(June 11, 2008) – In an effort to combat Identity Theft, the final provisions of The Fair and Accurate Credit Transactions Act (FACTA) expand the Identity Theft component of the Act. According to these new provisions, companies that haven’t taken “appropriate measures” to safeguard information from Identity Theft can be sued and face not only civil, but criminal penalties. TLV Group’s risk and compliance division is focused on helping smaller businesses comply with these provisions in a timely and cost effective manner.
“This law exposes smaller businesses to bet-the-company litigation risks that are onerous and can be mitigated with proper planning,” says Lisa Vann, Vice President of Operations for TLV Group.

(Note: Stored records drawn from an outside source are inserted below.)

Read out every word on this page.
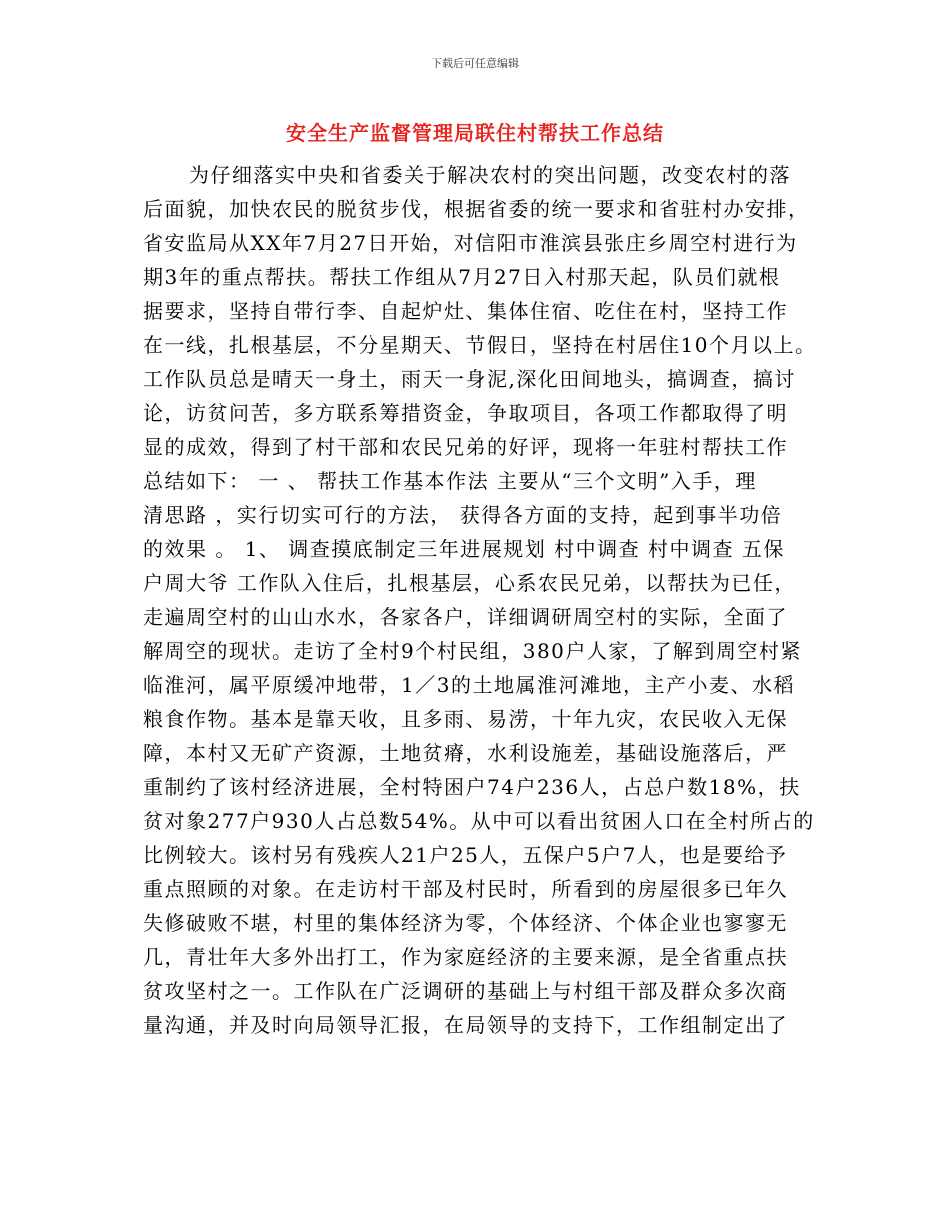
下载后可任意编辑
安全生产监督管理局联住村帮扶工作总结
为仔细落实中央和省委关于解决农村的突出问题，改变农村的落
后面貌，加快农民的脱贫步伐，根据省委的统一要求和省驻村办安排，
省安监局从XX年7月27日开始，对信阳市淮滨县张庄乡周空村进行为
期3年的重点帮扶。帮扶工作组从7月27日入村那天起，队员们就根
据要求，坚持自带行李、自起炉灶、集体住宿、吃住在村，坚持工作
在一线，扎根基层，不分星期天、节假日，坚持在村居住10个月以上。
工作队员总是晴天一身土，雨天一身泥,深化田间地头，搞调查，搞讨
论，访贫问苦，多方联系筹措资金，争取项目，各项工作都取得了明
显的成效，得到了村干部和农民兄弟的好评，现将一年驻村帮扶工作
总结如下： 一 、 帮扶工作基本作法 主要从“三个文明”入手，理
清思路 ，实行切实可行的方法， 获得各方面的支持，起到事半功倍
的效果 。 1、 调查摸底制定三年进展规划 村中调查 村中调查 五保
户周大爷 工作队入住后，扎根基层，心系农民兄弟，以帮扶为已任，
走遍周空村的山山水水，各家各户，详细调研周空村的实际，全面了
解周空的现状。走访了全村9个村民组，380户人家，了解到周空村紧
临淮河，属平原缓冲地带，1／3的土地属淮河滩地，主产小麦、水稻
粮食作物。基本是靠天收，且多雨、易涝，十年九灾，农民收入无保
障，本村又无矿产资源，土地贫瘠，水利设施差，基础设施落后，严
重制约了该村经济进展，全村特困户74户236人，占总户数18%，扶
贫对象277户930人占总数54%。从中可以看出贫困人口在全村所占的
比例较大。该村另有残疾人21户25人，五保户5户7人，也是要给予
重点照顾的对象。在走访村干部及村民时，所看到的房屋很多已年久
失修破败不堪，村里的集体经济为零，个体经济、个体企业也寥寥无
几，青壮年大多外出打工，作为家庭经济的主要来源，是全省重点扶
贫攻坚村之一。工作队在广泛调研的基础上与村组干部及群众多次商
量沟通，并及时向局领导汇报，在局领导的支持下，工作组制定出了
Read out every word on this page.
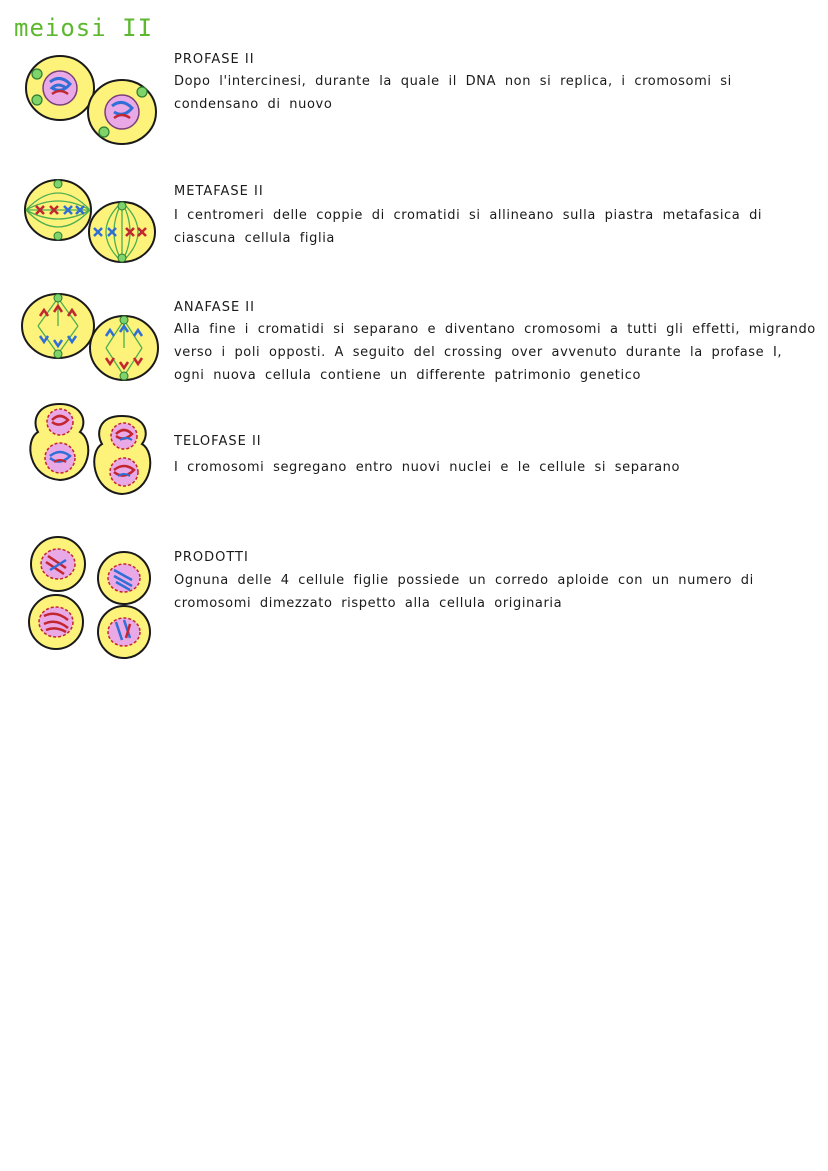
meiosi II
PROFASE II
Dopo l'intercinesi, durante la quale il DNA non si replica, i cromosomi si condensano di nuovo
METAFASE II
I centromeri delle coppie di cromatidi si allineano sulla piastra metafasica di ciascuna cellula figlia
ANAFASE II
Alla fine i cromatidi si separano e diventano cromosomi a tutti gli effetti, migrando verso i poli opposti. A seguito del crossing over avvenuto durante la profase I, ogni nuova cellula contiene un differente patrimonio genetico
TELOFASE II
I cromosomi segregano entro nuovi nuclei e le cellule si separano
PRODOTTI
Ognuna delle 4 cellule figlie possiede un corredo aploide con un numero di cromosomi dimezzato rispetto alla cellula originaria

As stated in the Winter 2007 issue of Texas Business Today released by Texas Commissioner Ron Lehman, “Simply put, if data aiding an identity theft originates from a security breach at your company, you could be sued, fined, or become a defendant in a class-action lawsuit by affected employees whose personal information has somehow gotten out.”
Compliance with this law is not generally difficult for large companies with security or privacy officers and large compliance departments. However, implementing a compliance program can be expensive for smaller companies. TLV Group has partnered with the best Identity Theft experts and privacy lawyers to bring smaller companies a sensible and effective compliance solution.
Lisa Vann is an expert in developing and implementing risk and compliance solutions. Her risk and compliance experience includes designing programs for public companies to comply with the Sarbanes-Oxley Act to developing programs to mitigate risk at smaller companies in the areas of energy transactions, governmental reporting and identity theft.